No, the underlying Kubernetes API doesn't have multi-document transactions. What you're getting is closer to best-effort eventual consistency.

I don't know if there is a word for it — it comes up in a lot of situations — but given a set of resources, Helm will diff against Kubernetes and wipe out anything superfluous. So if I've deployed a chart that has (A, B, C) and then do a new deploy of (A, B), then C will be deleted. "Destructive diffing"? I don't know.

Kubernetes itself is not atomic right now. I believe Etcd supports multi-key transactions now, so it could be done.

But even if kubernetes and etcd supported multi-document transactions and thus gave you the ability to update data in an atomic way, you'd also need to be doing green/blue deploy and then atomically switching service calls, whilst maintaing old network traffic/service calls goes to old pods and new network traffic/service calls goes to new pods.

Pretty complicated and whilst it can be solved, I dont want us thinking that services will fully function during a helm or even a kubernetes update with major api changes between services. Likely your old service will call the new service and fail.

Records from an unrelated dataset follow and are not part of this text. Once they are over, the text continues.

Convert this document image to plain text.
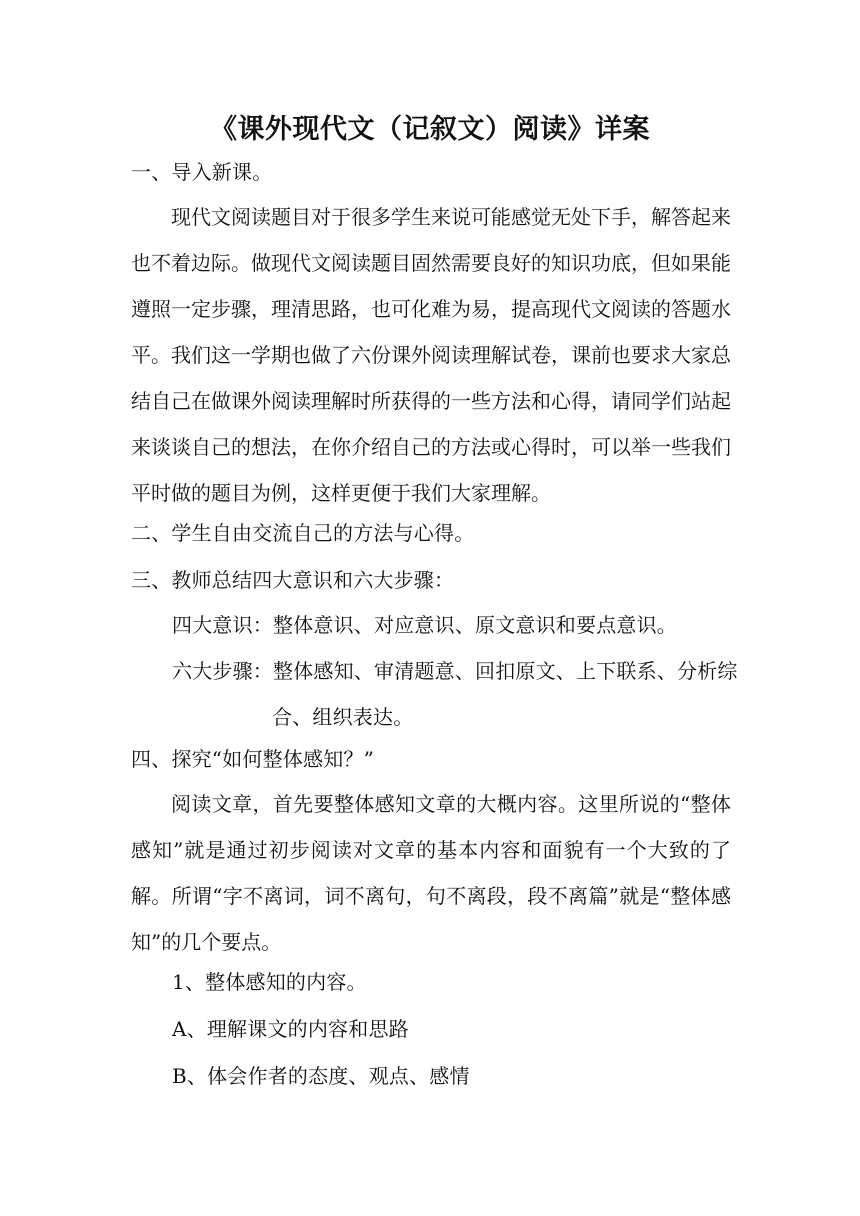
《课外现代文（记叙文）阅读》详案
一、导入新课。
现代文阅读题目对于很多学生来说可能感觉无处下手，解答起来也不着边际。做现代文阅读题目固然需要良好的知识功底，但如果能遵照一定步骤，理清思路，也可化难为易，提高现代文阅读的答题水平。我们这一学期也做了六份课外阅读理解试卷，课前也要求大家总结自己在做课外阅读理解时所获得的一些方法和心得，请同学们站起来谈谈自己的想法，在你介绍自己的方法或心得时，可以举一些我们平时做的题目为例，这样更便于我们大家理解。
二、学生自由交流自己的方法与心得。
三、教师总结四大意识和六大步骤：
四大意识：整体意识、对应意识、原文意识和要点意识。
六大步骤：整体感知、审清题意、回扣原文、上下联系、分析综
合、组织表达。
四、探究“如何整体感知？”
阅读文章，首先要整体感知文章的大概内容。这里所说的“整体感知”就是通过初步阅读对文章的基本内容和面貌有一个大致的了解。所谓“字不离词，词不离句，句不离段，段不离篇”就是“整体感知”的几个要点。
1、整体感知的内容。
A、理解课文的内容和思路
B、体会作者的态度、观点、感情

This level of failure might be acceptable or you can work around it by having retries or keeping APIs backwards compatible for several versions.

Apologies for blabbering, I would consider the current default state of deploys with rolling upgades to be akin to eventual consistency, but it's possible it's more clever than that.

I would say that helm is batch, in that it's applying a bunch of stuff at once, but not doing it transactionally.

Yes. Kubecfg is the closest equivalent for k8s. And it also works the best for me (but I might be biased).

Which does the grouping-of-resources thing and explicitly leaves templating up to you.

> I’m curious about looking into kustomize, but the package management/rollback capabilities of helm are quite nice; is there a good “pre-baked” solution for that that doesn’t involve helm?

Not that I'm aware of. I'm only really familiar with helm, kustomize and ksonnet at this point, and of the three only helm took the approach of running a server-side stateful thing that could take responsibility for pseudo-resources called releases. I haven't followed work on the next version closely, but it will be interesting to see what changes as they ditch the client-server architecture. I assume it will be more like terraform with some sort of state file.

Rollbacks for us basically mean go back and redeploy the last good ref. The pipeline is completely deterministic from the commit. The underlying build system that produced the container might not be, but we don't have to rebuild that since it's still sitting in the registry.

Helm seems a weird choice for B.

It's nothing too surprising :). Simply a preference for simple, compose-able tools. I personally feel like patching yaml client-side is outside the scope of a "ctl" tool.